Prelevman, en düşük ithal fiyatına taşıma ve ulaştırma giderlerinin eklenmesi ve bu miktarın Topluluk eşik fiyatından düşülmesi suretiyle hesaplanmakta olan, dolayısıyla, dünya fiyatlarına bağlı olarak, sektörlere göre değişen aralıklar ile (haftada bir, ayda bir, üç ayda bir) değiştirilen vergiler olarak uygulanmaktaydı. Ancak, Uruguay Round çerçevesinde, korumada şeffaflık ilkesi uyarınca, değişken nitelikli vergilerin uygulanmaması öngörüldüğünden, yaş meyve sebzelerde “giriş fiyatı”, işlenmiş meyve ve sebzelerde “asgari ithal fiyatı”, bazı ürünler itibariyle (şarap, balık) referans fiyatı sistemleri, vs. ihdas edilmiş bulunmaktadır.

İhracat Desteği: Diğer taraftan, dünya piyasa fiyatları Topluluk piyasa fiyatlarının altında olduğunda Topluluk ihracatçılarına dünya piyasalarında eşit rekabet imkanı

sağlamak amacıyla ihracat iadeleri ödenmektedir. Buna karşılık, nadiren de olsa dünya piyasa fiyatlarının Topluluk içi fiyatların üzerine çıkması durumunda da, Topluluk üretiminin dışarıya akışını önlemek üzere, Topluluk ihracatçılarından ihracat vergisi tahsil edilmesi yoluna gidilmektedir. İhracat iadesi ve ihracat vergileri, dünya fiyatlarındaki dalgalanmalara göre haftada yahut on beş günde bir belirlenebilmektedir.

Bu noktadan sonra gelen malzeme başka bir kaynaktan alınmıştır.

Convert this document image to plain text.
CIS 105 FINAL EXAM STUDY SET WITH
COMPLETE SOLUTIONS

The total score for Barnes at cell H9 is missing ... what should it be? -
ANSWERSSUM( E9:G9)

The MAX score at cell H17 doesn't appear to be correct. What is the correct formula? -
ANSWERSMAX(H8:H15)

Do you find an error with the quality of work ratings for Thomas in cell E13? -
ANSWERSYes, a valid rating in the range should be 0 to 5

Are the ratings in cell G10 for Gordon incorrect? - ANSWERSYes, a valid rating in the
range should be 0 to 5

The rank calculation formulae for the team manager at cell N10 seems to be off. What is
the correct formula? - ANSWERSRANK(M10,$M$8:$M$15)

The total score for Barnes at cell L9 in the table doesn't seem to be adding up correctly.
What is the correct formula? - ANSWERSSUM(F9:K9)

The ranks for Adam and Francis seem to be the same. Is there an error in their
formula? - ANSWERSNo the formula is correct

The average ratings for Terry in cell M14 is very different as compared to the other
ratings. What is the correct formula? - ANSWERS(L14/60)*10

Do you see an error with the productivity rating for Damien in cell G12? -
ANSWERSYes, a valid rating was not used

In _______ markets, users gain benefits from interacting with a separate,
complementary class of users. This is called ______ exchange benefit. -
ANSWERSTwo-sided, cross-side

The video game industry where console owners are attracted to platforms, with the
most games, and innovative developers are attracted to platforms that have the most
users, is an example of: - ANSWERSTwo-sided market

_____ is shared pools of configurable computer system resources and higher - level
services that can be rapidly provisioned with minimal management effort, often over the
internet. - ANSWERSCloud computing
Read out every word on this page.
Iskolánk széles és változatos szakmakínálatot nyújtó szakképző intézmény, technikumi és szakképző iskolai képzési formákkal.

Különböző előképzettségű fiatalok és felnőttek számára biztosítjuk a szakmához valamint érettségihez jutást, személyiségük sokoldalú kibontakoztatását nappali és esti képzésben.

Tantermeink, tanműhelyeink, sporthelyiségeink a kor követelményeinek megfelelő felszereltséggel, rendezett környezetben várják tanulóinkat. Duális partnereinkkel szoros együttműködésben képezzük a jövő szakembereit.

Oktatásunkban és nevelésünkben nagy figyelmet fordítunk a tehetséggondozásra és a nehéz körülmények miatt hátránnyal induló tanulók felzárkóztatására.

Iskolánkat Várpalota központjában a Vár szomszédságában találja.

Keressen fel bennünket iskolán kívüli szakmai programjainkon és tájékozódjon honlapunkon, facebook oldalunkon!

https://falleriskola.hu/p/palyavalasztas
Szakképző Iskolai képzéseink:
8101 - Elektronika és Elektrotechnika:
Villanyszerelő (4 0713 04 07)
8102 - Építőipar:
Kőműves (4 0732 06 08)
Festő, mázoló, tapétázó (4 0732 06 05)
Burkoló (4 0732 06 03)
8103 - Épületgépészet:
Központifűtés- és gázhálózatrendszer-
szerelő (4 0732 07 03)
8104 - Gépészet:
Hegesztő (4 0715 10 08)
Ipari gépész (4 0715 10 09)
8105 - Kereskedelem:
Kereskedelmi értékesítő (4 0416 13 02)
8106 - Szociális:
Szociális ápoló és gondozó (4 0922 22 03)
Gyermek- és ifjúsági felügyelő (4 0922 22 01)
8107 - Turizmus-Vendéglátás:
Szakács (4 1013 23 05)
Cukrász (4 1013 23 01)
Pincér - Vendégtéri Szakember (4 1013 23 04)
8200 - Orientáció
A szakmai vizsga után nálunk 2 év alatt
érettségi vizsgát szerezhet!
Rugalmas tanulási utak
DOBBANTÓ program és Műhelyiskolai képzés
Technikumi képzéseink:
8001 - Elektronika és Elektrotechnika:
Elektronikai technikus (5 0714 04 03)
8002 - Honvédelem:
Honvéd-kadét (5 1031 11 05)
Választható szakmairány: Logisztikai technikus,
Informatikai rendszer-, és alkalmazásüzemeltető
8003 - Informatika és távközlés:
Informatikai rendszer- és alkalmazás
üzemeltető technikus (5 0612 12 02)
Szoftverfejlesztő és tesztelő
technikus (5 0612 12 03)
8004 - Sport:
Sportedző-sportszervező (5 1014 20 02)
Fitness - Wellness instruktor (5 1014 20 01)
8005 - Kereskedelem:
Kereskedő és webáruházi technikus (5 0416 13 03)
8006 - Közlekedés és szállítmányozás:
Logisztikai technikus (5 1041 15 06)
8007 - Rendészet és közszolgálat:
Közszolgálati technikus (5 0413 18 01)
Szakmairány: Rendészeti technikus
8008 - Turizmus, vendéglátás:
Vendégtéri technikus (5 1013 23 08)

Dünya Ticaret Örgütü çerçevesindeki taahhütleri uyarınca, AB, ihracat desteklerinin hacmini (ve/veya harcamalarını) altı yıllık bir süre boyunca (2002 yılına kadar) indirime tabi tutacaktır.

Yapısal Politikalar: AB üye ülkeleri tarım sektörleri arasında, coğrafi koşullar, tarım sektöründe faaliyet gösterenlerin nitelikleri, kullandıkları yöntemler gibi pek çok noktada önemli ölçüde farklılıklar bulunması sebebiyle OTP’nin Pazar ve fiyat mekanizmaları üye ülkeler üzerinde aynı etkiyi yaratamamıştır. Bu durum, AB2nin söz konusu farklılıkların giderilmesine yönelik yapısal politikalar oluşturmasına neden olmuştur28.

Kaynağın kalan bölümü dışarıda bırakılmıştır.